This pretty Lake District cottage was the home of William Wordsworth from 1799 to 1808, the years of some of his best work as a poet – including the immortal lines “I wandered lonely as a cloud”.
Visitors not only tour Dove Cottage and its garden but can also explore the Wordsworth Museum and Art Gallery in a converted two-storey coach-house alongside.
It’s a charming spot to learn more about the great poet and his colourful sister who shared the house 200 years ago. Perched on the edge of Grasmere with mountains all around, it’s easy to see how they were inspired to write.
The cottage is 400-years-old and during the 18th century became an inn called the Dove and Olive. Many of the building’s features date from this time: its white-washed walls, flagstone floors and dark wood panelling.
In the early 1790s the pub closed and remained empty until William and Dorothy arrived as tenants just before Christmas 1799. The downstairs drinking room became Dorothy’s bedroom where she wrote her Grasmere Journals. Later this became William’s bedroom in preparation for his marriage to Mary Hutchinson. The unusual double washstand in this room belonged to the newly weds.
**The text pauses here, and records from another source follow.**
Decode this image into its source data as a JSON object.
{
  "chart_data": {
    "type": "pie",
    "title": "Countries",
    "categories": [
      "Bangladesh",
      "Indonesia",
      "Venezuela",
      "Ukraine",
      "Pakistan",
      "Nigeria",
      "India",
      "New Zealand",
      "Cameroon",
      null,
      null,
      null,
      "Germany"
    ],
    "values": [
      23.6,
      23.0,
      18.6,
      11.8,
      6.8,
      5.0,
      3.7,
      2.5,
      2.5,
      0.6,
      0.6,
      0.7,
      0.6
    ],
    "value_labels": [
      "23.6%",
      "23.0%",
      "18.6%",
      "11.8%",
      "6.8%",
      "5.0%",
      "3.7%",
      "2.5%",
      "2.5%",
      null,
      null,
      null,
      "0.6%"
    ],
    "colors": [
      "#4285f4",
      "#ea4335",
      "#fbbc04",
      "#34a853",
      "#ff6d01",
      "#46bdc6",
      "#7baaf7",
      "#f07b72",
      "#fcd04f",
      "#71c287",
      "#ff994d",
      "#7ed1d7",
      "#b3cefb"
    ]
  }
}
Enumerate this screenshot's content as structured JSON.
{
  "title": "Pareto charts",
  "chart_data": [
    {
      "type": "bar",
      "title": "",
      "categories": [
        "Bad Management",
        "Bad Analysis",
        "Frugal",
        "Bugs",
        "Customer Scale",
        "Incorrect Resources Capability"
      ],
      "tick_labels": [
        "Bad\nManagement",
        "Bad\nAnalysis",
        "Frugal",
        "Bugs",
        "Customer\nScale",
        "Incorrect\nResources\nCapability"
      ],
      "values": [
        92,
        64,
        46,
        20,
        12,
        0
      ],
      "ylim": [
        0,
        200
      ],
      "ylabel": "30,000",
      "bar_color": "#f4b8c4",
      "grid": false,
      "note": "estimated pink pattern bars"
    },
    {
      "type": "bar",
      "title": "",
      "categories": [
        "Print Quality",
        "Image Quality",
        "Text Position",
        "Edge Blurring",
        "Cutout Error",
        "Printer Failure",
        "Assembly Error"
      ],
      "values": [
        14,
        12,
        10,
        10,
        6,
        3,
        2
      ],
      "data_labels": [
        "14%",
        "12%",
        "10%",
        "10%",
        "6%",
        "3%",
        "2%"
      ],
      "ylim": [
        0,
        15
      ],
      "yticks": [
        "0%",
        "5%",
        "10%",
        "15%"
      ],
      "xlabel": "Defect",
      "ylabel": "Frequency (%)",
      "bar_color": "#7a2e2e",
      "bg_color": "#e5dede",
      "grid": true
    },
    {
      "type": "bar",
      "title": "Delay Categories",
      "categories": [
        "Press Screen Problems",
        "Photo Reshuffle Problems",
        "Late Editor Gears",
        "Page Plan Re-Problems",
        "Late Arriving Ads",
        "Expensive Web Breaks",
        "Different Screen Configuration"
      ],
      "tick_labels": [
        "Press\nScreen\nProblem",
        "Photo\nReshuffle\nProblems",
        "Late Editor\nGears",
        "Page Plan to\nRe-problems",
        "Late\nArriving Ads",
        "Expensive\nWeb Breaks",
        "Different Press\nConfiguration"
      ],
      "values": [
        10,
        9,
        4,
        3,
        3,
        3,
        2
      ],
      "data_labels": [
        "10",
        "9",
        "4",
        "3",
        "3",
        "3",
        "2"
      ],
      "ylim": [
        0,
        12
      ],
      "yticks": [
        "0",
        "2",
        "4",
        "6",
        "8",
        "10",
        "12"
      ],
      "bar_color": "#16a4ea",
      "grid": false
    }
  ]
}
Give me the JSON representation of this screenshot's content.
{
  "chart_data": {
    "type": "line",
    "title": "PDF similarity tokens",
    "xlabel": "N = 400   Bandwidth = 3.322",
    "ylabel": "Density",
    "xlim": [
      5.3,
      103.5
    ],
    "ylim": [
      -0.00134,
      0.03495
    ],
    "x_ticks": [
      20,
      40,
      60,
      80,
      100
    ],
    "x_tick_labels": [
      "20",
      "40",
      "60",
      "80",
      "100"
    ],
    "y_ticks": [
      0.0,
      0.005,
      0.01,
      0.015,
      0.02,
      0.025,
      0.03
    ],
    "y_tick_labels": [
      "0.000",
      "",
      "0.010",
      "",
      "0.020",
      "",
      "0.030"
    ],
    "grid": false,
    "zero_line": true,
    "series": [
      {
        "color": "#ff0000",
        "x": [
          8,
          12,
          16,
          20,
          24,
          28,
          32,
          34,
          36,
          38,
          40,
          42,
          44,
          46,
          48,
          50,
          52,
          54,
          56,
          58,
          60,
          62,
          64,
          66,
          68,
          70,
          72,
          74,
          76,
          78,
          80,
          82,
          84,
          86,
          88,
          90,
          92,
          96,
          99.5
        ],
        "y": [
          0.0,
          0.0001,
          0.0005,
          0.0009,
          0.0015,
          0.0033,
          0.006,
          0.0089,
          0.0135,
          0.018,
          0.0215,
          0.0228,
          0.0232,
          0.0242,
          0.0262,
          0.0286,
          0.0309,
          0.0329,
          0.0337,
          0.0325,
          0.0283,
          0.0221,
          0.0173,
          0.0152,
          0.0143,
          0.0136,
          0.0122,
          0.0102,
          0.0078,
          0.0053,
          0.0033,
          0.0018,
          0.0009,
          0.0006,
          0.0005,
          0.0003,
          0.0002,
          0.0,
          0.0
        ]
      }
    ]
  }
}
William and Dorothy used the upstairs bedroom as their sitting room because, without the dark panelling, it was a lighter place for reading, writing and entertaining. Their guests here included Sir Walter Scott, Thomas deQuincey, and Samuel Taylor Coleridge. The Wordsworths were succeeded as tenants at the cottage by deQuincey, who later became famous for writing The Confessions of an English Opium Eater. In 1890 a trust bought site and opened it to the public.